Incógnita, eu dormindo na rua fazendo evento pra doar alimentos e sem ter o que comer, essa é a cara do SanRapper, além das grandes burocracias que envolvem os órgãos de liberação do uso público de suas vias. Sinistrão!! Mas sempre faço umas viajens muito loucas. Por exemplo, ano passado fui a Porto Seguro e consegui chegar a Ilhéus, lá levei uma dura de um PM e sai correndo apesar de não ter porque correr... mas fiquei cabreiro e larguei todas as minhas roupas e documentos para trás.
Fui a Itabuna conhecer uma amigo virtual que faz rap, fui a Itararé, fechei um evento lá que foi cancelado, fui até Morro de São Paulo, lá consegui uma passagem pra Salvador, para cantar em uma noitada no teatro do Morro, ali eu já tinha umas 5 peças de roupas a mais que ganhei em um campeonato de surf em Olivença, foi o máximo.
Consegui chegar em Salvador, lá fui acolhido pelo Sombra, amigo virtual de Castelo Branco, Salvador - BA. Ele me contou que iria ter show do B Negão, fui encontrar com ele, e pagou minha passagem de volta para o Rio, de avião... dia 2 de agosto de 2008 entrei no avião de chinelo de dedo e uma calça rasgada no joelho, mas estava ali firme e forte, depois dessa eu desisti do rap, fui pra Macaé em outubro de 2008 trabalhar em um restaurante... também não deu certo...
Voltei pra Niterói para fazer o evento Culturas Urbanas e em março de 2009 me joguei na estrada rumo a Espírito Santo, um dia após o evento. Na minha ida pra Bahia aprendi a fazer artesanato com palha de coco e nessa minha ida para o Espírito Santo, o que não me faltou foi coqueiro, ganhava a vida vendendo chapéu de palha.
Fico muito dividido em fazer trabalhos de artesanato e cantar rap, na verdade o artesanato da muito mais dinheiro... que a verdade seja dita.

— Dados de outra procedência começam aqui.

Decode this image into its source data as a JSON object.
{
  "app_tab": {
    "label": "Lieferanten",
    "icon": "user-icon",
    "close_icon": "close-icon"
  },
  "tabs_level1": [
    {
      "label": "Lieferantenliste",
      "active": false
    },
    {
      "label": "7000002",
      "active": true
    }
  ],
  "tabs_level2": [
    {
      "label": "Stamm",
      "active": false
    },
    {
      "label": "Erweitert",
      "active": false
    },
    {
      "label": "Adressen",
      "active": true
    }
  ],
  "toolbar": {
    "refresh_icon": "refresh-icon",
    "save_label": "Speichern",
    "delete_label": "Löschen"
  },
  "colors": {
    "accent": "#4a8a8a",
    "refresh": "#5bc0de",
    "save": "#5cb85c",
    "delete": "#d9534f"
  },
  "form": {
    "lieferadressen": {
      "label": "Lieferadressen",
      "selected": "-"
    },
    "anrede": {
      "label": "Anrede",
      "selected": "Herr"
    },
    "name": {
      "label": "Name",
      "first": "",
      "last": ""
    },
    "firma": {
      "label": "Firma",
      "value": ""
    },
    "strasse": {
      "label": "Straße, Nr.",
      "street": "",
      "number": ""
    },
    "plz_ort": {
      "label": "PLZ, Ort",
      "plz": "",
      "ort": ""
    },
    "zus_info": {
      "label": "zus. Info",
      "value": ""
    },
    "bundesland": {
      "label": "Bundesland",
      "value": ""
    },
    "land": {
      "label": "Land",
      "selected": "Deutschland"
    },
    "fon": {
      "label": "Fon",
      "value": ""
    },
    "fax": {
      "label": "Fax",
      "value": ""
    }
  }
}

SanRapper havia invadido a UFRJ para conversarmos, mas já era tarde. Está foi a entrevista com Sanrapper que diz ter mais histórias interessantes como a briga com Don Negrone e ainda Dj Castro e De Leve indo para a Lapa e a música que consagrou Speed Freaks e Black Alien.
por Rodrigo Mendonça
A veracidade dos fatos e os nomes citados nesta entrevista, ficam por conta de Sandrigo Monteiro (SanRapper). Concedemos o direito de resposta a quem se sinta difamado, acusado e etc.